Published Letters: 107     Editor's Choice: 2

  • Prostitution should be legal.

    [Read the article: The economics of prostitution]
    [Read more letters about this article: Here]

    Prostitution should be legal. Someone once commented that using attractive women in advertising--magazines, billboards, etc. (what to speak of women working in topless bars, stripping, or posing nude!) is a subtle form of prostitution--women using their bodies for income.

    Tracy Clark-Flory writes:

    << At $25-$30 per hour, prostitutes make approximately four times what they likely would outside of the sex industry. Of course, that doesn't take into consideration on-the-job risks like contracting an STD (condoms were used in only a quarter of dealings) or being assaulted; researchers estimate that sex workers are assaulted an average of once a month. There's also the threat of being arrested, but according to the Economist, "Prostitutes are more likely to have sex with a police officer than to be arrested by one." >>

    Problems such as contracting STDs, being assaulted, pimp violence, being arrested, etc. would cease if prostitution were made safe and legal.

    Prostitution was legal in ancient India for the same reason the Prohibition of alcohol failed in the United States. Commenting on Srimad Bhagavatam 1.11.19, A.C. Bhaktivedanta Swami writes:

    "By tricks of chance, one may be obliged to adopt a profession which is not very adorable in society...even in those days, about five thousand years ago, there were prostitutes in a city like Dwarka...This means that prostitutes are necessary citizens for the proper upkeep of society.

    "The government opens wine shops, but this does not mean that the government encourages the drinking of wine. The idea is that there is a class of men who will drink at any cost, and it has been experienced that prohibition in great cities encouraged illicit smuggling of wine.

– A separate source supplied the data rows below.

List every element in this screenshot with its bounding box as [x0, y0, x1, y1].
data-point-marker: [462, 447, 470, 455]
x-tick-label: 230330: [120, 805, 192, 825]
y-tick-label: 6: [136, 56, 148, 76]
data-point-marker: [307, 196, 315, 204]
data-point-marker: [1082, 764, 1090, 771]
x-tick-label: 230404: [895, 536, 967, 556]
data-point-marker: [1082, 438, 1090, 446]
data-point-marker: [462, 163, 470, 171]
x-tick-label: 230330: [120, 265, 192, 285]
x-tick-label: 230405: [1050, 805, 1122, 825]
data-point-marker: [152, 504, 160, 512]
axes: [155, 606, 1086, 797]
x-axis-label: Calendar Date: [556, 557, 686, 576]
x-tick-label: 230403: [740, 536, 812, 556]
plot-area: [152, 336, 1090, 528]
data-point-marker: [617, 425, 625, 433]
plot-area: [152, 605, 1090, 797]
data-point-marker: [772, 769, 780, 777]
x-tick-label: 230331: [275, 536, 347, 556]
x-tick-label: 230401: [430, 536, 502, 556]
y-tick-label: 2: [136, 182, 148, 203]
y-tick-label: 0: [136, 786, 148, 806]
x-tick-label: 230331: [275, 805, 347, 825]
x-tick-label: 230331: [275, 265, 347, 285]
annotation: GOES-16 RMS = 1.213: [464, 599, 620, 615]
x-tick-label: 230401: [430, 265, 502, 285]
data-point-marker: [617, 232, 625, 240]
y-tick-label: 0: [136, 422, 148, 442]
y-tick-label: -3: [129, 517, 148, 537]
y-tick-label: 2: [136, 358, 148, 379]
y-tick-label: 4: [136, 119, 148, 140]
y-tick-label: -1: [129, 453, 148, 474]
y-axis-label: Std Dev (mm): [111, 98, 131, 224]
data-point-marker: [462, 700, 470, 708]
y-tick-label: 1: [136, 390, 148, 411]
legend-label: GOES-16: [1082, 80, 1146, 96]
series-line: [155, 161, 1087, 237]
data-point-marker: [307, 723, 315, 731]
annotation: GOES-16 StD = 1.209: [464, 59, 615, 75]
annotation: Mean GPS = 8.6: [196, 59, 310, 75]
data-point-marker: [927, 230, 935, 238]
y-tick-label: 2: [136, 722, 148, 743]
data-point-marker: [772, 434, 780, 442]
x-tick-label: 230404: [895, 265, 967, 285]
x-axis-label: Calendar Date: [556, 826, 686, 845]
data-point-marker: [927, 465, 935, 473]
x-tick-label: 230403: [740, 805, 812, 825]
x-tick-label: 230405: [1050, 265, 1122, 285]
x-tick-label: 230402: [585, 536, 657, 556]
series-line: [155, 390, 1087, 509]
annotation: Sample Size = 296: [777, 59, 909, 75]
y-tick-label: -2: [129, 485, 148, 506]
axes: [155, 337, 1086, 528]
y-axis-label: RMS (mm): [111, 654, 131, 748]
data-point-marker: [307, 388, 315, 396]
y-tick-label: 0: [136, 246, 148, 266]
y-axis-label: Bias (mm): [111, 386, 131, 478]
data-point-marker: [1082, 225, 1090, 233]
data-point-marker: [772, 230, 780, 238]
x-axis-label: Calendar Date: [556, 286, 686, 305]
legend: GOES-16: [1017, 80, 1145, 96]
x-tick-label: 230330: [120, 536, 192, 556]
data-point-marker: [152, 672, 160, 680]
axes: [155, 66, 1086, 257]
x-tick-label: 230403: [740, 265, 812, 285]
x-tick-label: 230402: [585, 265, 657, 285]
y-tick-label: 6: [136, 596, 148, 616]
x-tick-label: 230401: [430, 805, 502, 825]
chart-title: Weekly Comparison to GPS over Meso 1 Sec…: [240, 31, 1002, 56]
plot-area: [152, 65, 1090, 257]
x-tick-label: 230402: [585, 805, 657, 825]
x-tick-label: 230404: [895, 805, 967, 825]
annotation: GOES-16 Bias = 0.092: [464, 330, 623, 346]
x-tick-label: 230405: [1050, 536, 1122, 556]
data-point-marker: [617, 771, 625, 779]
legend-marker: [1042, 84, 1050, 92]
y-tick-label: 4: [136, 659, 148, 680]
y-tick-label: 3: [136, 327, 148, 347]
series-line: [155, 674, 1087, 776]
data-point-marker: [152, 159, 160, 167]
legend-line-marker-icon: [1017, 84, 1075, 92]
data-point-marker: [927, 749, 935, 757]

    "Similarly, men who are not satisfied at home require such concessions...It is better that prostitutes be available in the marketplace so that the sanctity of society can be maintained."

    Even some conservatives concede that prostitution can be victimless. In a 1995 column entitled "Prostitution as a Privacy Right," Robert Craig Paul, a syndicated columnist for the Washington Times, wrote:

    "If a woman's right to control the use of her reproductive organs permits her to enter into a cash transaction with an abortionist, then how can this fundamental right of privacy not apply to other transactions involving her use of her body?

    "...abortion has been against the law and restricted with greater intensity for more of our history than prostitution, reflecting social norms that abortion, viewed as infanticide, is more immoral than prostitution...

    "In contrast (to abortion), prostitution is entirely an act between consenting parties that does not affect the bodily integrity, identity and destiny of a third party (the unborn)...

    "It is legal nonsense that privacy conveys the right to abort, but not the right to ingest drugs or engage in sodomy...

    "It will be interesting to watch the court sort out on the basis of Roe v. Wade why it is legal for a woman to contract for abortion but not prostitution."

    Again, prostitution should be legal.